A 300g lead is heated to 95celsius and is then dropped into 100g of water at 10celsius. If the final temperature is 15celsius. What is the specific heat of the lead?
To find the specific heat of lead, we can use the principle of heat transfer. The heat gained by the lead is equal to the heat lost by the water. The formula for heat transfer is:
Q = m * c * ΔT
Where:
Q = heat transferred (in Joules)
m = mass (in kilograms)
c = specific heat capacity (in Joules per kilogram per degree Celsius)

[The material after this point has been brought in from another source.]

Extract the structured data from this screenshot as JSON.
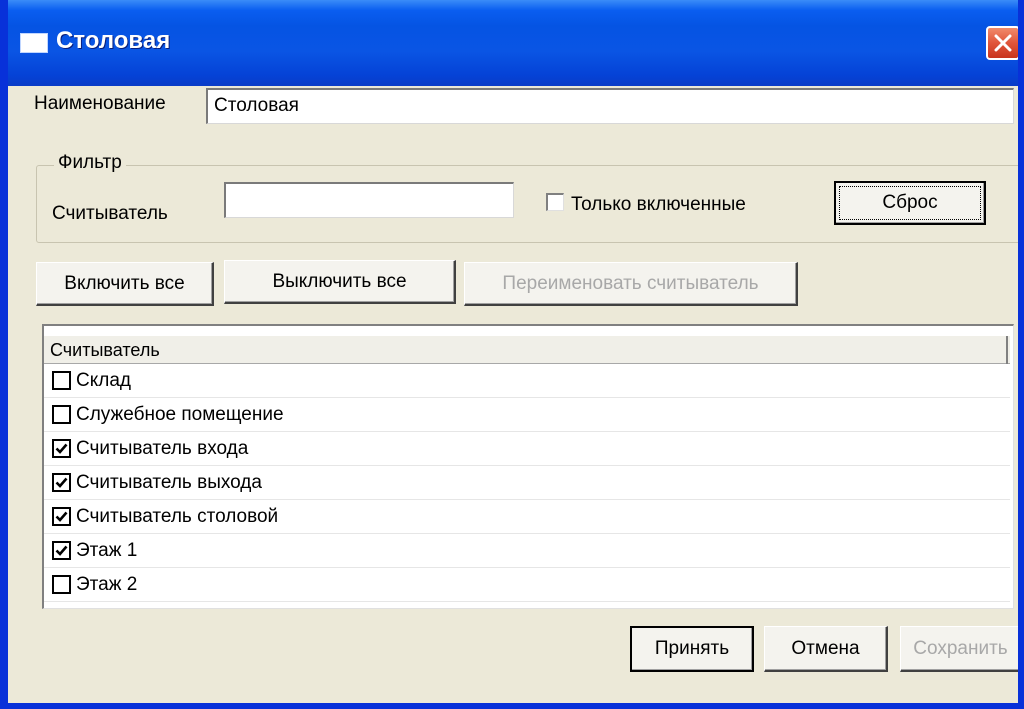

ΔT = change in temperature (in degrees Celsius)
First, let's calculate the heat gained by the lead. Given:
Mass of lead, m_lead = 300g = 0.3kg
Initial temperature of lead, T_lead_initial = 95°C
Final temperature of lead and water, T_final = 15°C
Change in temperature for lead, ΔT_lead = T_final - T_lead_initial = 15°C - 95°C = -80°C
Now, let's calculate the heat lost by the water. Given:
Mass of water, m_water = 100g = 0.1kg
Initial temperature of water, T_water_initial = 10°C
Change in temperature for water, ΔT_water = T_final - T_water_initial = 15°C - 10°C = 5°C
Since the heat gained by the lead is equal to the heat lost by the water, we can set up the equation:
m_lead * c_lead * ΔT_lead = m_water * c_water * ΔT_water
Substituting the given values:
0.3kg * c_lead * (-80°C) = 0.1kg * c_water * 5°C
We know that the specific heat capacity of water is approximately 4186 J/(kg·°C). Now we need to solve for the specific heat capacity of lead, c_lead.
0.3kg * c_lead * (-80°C) = 0.1kg * 4186 J/(kg·°C) * 5°C
Rearranging the equation to solve for c_lead:
c_lead = (0.1kg * 4186 J/(kg·°C) * 5°C) / (0.3kg * -80°C)
c_lead ≈ -139.5 J/(kg·°C)
Therefore, the specific heat of lead is approximately -139.5 J/(kg·°C).
Note: The negative sign indicates that lead loses heat while heating, rather than gaining it, which is consistent with our calculation result.